A juíza auxiliar da Presidência do CNJ, Luciana da Veiga Oliveira, também destacou a importância dos comitês como espaços de construção conjunta e aprimoramento dos fluxos de trabalho. “Os comitês são espaços importantes para ajustar fluxos, identificar falhas e promover um diálogo horizontal entre as instituições. Mesmo dentro de uma estrutura hierarquizada como o Judiciário, esse ambiente de troca permite avanços significativos, especialmente quando se mantém como foco o atendimento ao usuário do sistema de saúde”, pontuou.
Atuação conjunta e enfrentamento à judicialização
A reunião também foi marcada pela participação de representantes de diferentes instituições, que destacaram a importância do diálogo interinstitucional para o enfrentamento da judicialização da saúde em Mato Grosso.
O promotor de Justiça da 7ª Promotoria de Justiça Cível de Tutela Coletiva da Saúde de Cuiabá, Milton Mattos, ressaltou o caráter multidisciplinar do encontro e a relevância do espaço para apresentação de demandas comuns. “Foi uma reunião multidisciplinar com representantes da magistratura estadual e federal, Ministério Público, procuradorias dos municípios da Baixada Cuiabana e da OAB, levando à conselheira do CNJ todas as preocupações dessas categorias em relação à judicialização da saúde. Todos esses atores têm um propósito comum, que é atender o cidadão e evitar que as pessoas tenham complicações de saúde e até venham a óbito”, afirmou.
Segundo ele, a iniciativa fortalece a construção de soluções conjuntas e evidencia o compromisso das instituições com a melhoria do atendimento à população. “É um tema importantíssimo e, com certeza, o Tribunal de Justiça e o CNJ estão de parabéns pela realização desse evento”, completou.
O juiz e coordenador do Núcleo de Apoio Técnico do Poder Judiciário de Mato Grosso (NatJus), Gerardo Humberto Alves da Silva Junior, destacou que o encontro também foi uma oportunidade para apresentar ao CNJ as ações desenvolvidas no estado. “Mostramos todas as ações, tanto do Comitê de Saúde quanto do NatJus, para a saúde pública local, como o Manual de Atenção à Saúde Pública, o fluxo de cumprimento, o Manual de Atuação no Plantão Judicial e as normativas internas que definem o fluxo para emissão de notas técnicas, especialmente em relação a medicamentos”, explicou.
Ele também enfatizou o caráter aberto do diálogo durante a reunião. “Todos os membros do comitê tiveram a oportunidade de expor suas opiniões, trazer suas inquietações e preocupações, tanto em relação à saúde pública, quanto à suplementar”, disse.
Sobre o cenário de judicialização de demandas de saúde, o magistrado destacou que o comitê atua de forma preventiva e orientativa. “O que temos feito é analisar os casos que geram judicialização e adotar medidas orientativas aos juízes sobre como enfrentar essas demandas”, pontuou, acrescentando que também estão em andamento iniciativas voltadas à estruturação do núcleo técnico para a saúde suplementar.
O Comitê Estadual de Saúde do Poder Judiciário de Mato Grosso atua no acompanhamento das demandas judiciais relacionadas à saúde, além de promover o diálogo entre instituições e oferecer suporte técnico aos magistrados. O colegiado integra o Fórum Nacional da Saúde e contribui para a qualificação das decisões judiciais por meio de informações baseadas em evidências.
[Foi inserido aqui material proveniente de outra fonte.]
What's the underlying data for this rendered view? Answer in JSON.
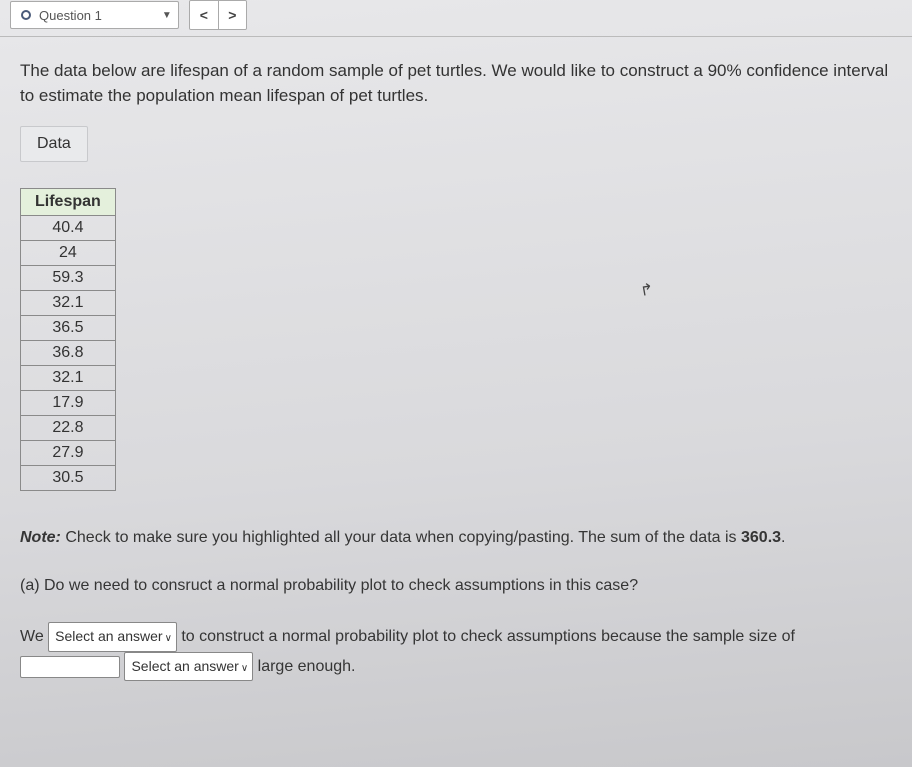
{
  "topbar": {
    "question_label": "Question 1",
    "prev_glyph": "<",
    "next_glyph": ">"
  },
  "prompt": "The data below are lifespan of a random sample of pet turtles. We would like to construct a 90% confidence interval to estimate the population mean lifespan of pet turtles.",
  "data_button": "Data",
  "table": {
    "header": "Lifespan",
    "values": [
      "40.4",
      "24",
      "59.3",
      "32.1",
      "36.5",
      "36.8",
      "32.1",
      "17.9",
      "22.8",
      "27.9",
      "30.5"
    ]
  },
  "note": {
    "label": "Note:",
    "text": " Check to make sure you highlighted all your data when copying/pasting. The sum of the data is ",
    "sum": "360.3",
    "period": "."
  },
  "part_a": {
    "label": "(a) Do we need to consruct a normal probability plot to check assumptions in this case?",
    "line_prefix": "We ",
    "select1": "Select an answer",
    "mid1": " to construct a normal probability plot to check assumptions because the sample size of ",
    "select2": "Select an answer",
    "tail": " large enough."
  }
}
Autor: Vitória Maria Sena/Roberta Penha

Leia Também:  Últimos dias para inscrições no curso Precedentes Judiciais no Brasil

Fotografo: Lucas Figueiredo

Departamento: Coordenadoria de Comunicação do TJMT

Email: [email protected]

Fonte: Tribunal de Justiça de MT – MT

COMENTE ABAIXO:
Advertisement

Tribunal de Justiça de MT

Audiência pública reúne centenas de pessoas para discutir lei de combate ao crime organizado

Published

on

Foto horizontal em plano aberto que mostra a plateia lotada no auditório do Tribunal de Justiça. A audiência pública “A Lei do Combate ao Crime Organizado no Brasil e os impactos no sistema de justiça criminal: desafios e oportunidades” atraiu mais de 200 pessoas, na tarde desta sexta-feira (12), no auditório do Tribunal de Justiça de Mato Grosso (TJMT), para debater a Lei nº 15.358/2026 e seus reflexos no sistema de justiça criminal. A nova lei, que desde 24 de março instituiu o Marco Legal do Combate ao Crime Organizado no Brasil, tipifica os crimes de domínio social estruturado e de favorecimento ao domínio social estruturado, altera o Código Penal e o Código de Processo Penal brasileiros, bem como legislações correlatas.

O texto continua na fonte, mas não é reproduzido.